Apart from its ten-meter wall, the Women's Re-education Through Labor Camp in Beijing looks more like one of the modern housing complexes favored by the capital's nouveaux riches than a correctional facility. Its pink-colored buildings, grecian columns, expansive lawns, rose beds and plane trees welcomed the first inmates in March. "It feels inviting," enthuses the warden, Zhu Xiaoli. One of her underlings chimes in, "We don't want to make it like a fortress. It should be lively and human."
Little, however, is human about China's re-education through labour (RTL) system. The 900-odd prisoners at Miss Zhu's $6.7m camp are serving sentences of up to three years, entirely at the recommendation of the police without having had a chance to defend themselves in court. Most of the inmates are drug addicts (about 40%), followers of the Falun Gong spiritual movement (28%) and prostitutes (about 10%). Their offences are considered too minor for punishment in the regular prison system, whose inmates are tried in court. Yet instead of being fined, put on probation or sentenced to community service, they are incarcerated like convicted criminals with little difference between their institution and a normal jail, except in this case for the architecture and color scheme. The Beijing RTL camp happens to be a showcase for foreign visitors. Most of the other 300-odd RTL facilities in China are indistinguishable from prisons. The justice ministry says there are some 260,000 people now serving in the RTL system, compared with more than 1.3m in prisons (which are often confusingly referred to as "reform through labor" camps). The true numbers are probably greater. Bizarrely, a minor offender could end up with more time inside than a violent criminal. The maximum RTL sentence is three years, extendable to four for those who behave badly. In the regular prison system, a rapist or robber could be out after three years.
China's courts, unencumbered by juries, are hardly impartial. Yet the secretive process whereby police-dominated committees hand out RTL sentences is especially open to abuse. Even officials admit that there is a problem. A book of guidelines for handling RTL cases, published in China in July, acknowledged that the sentencing procedure was not in accord with the International Covenant on Civil and Political Rights, which China signed in 1998 but has yet to ratify. Nor, it said, was it compatible with China's own judicial system. Some RTL committees send to labor camps even those involved simply in immoral behavior or civil disputes.
Lorne Craner, a senior American diplomat who was in China this week for talks about human rights, said his hosts had for the first time agreed unconditionally to invite United Nations' investigators to look into abuses, including the jailing of citizens without due procedure. But while this was an unusual gesture by China to a country it normally resents for pontificating on human rights, there is little likelihood that the RTL system will be scrapped or significantly modified any time soon.
Western diplomats involved in human-rights talks with China say that a couple of years ago indications of possible reform were somewhat more encouraging. The Chinese have now gone quiet on reform, says one envoy. One reason, he suggests, is the campaign against Falun Gong, which has resulted in thousands of its followers being sent to RTL camps since 1999. This has played into the hands of the police, who regard RTL as a useful tool for suppressing dissent without the encumbrance of judicial bureaucracy. The courts, too, oppose any reform that would give them a lot more cases to handle.

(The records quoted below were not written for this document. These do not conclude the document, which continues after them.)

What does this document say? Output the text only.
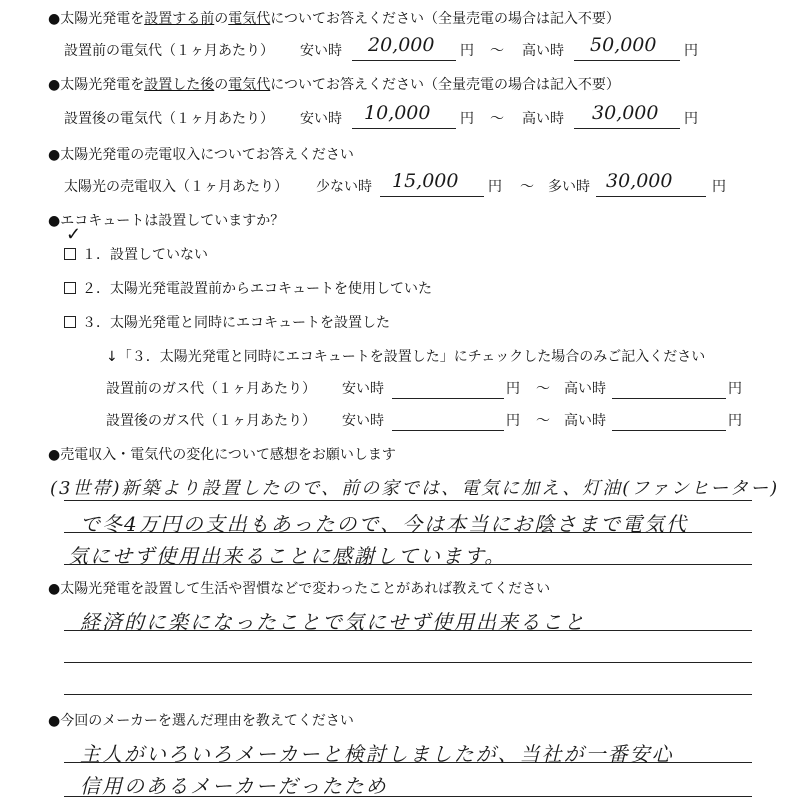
●太陽光発電を設置する前の電気代についてお答えください（全量売電の場合は記入不要）
設置前の電気代（１ヶ月あたり） 安い時 20,000 円 ～ 高い時 50,000 円
●太陽光発電を設置した後の電気代についてお答えください（全量売電の場合は記入不要）
設置後の電気代（１ヶ月あたり） 安い時 10,000 円 ～ 高い時 30,000 円
●太陽光発電の売電収入についてお答えください
太陽光の売電収入（１ヶ月あたり） 少ない時 15,000 円 ～ 多い時 30,000	円
●エコキュートは設置していますか？
１．設置していない
✓
２．太陽光発電設置前からエコキュートを使用していた
３．太陽光発電と同時にエコキュートを設置した
↓「３．太陽光発電と同時にエコキュートを設置した」にチェックした場合のみご記入ください
設置前のガス代（１ヶ月あたり） 安い時	円 ～ 高い時	円
設置後のガス代（１ヶ月あたり） 安い時	円 ～ 高い時	円
●売電収入・電気代の変化について感想をお願いします
(3世帯)新築より設置したので、前の家では、電気に加え、灯油(ファンヒーター)
で冬4万円の支出もあったので、今は本当にお陰さまで電気代
気にせず使用出来ることに感謝しています。
●太陽光発電を設置して生活や習慣などで変わったことがあれば教えてください
経済的に楽になったことで気にせず使用出来ること
●今回のメーカーを選んだ理由を教えてください
主人がいろいろメーカーと検討しましたが、当社が一番安心
信用のあるメーカーだったため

Even abolishing RTL would leave the police with considerable power to detain people at whim. They can send people to centers where drug rehabilitation is carried out forcibly, and send migrants back to their registered homes. This latter procedure often involves being detained for weeks or months and has been increasingly abused in recent years to extract payments from rural laborers working in the cities. Shanghai police detained 10,000 such people in 1988 (1% of the city's migrant population). By 1997 the figure had risen to 100,000, or 3.6% of those registered as living outside the city. Of those detained, some 80% had committed no offence, according to a government study.
Writing in November 2001 in the Peking University Law Journal, Chen Ruihua, a lecturer at the university law school, said the police should be deprived of all their powers to impose custodial sentences. This was the only way to progress from a police state into a state ruled by law. The police, not surprisingly, see matters differently.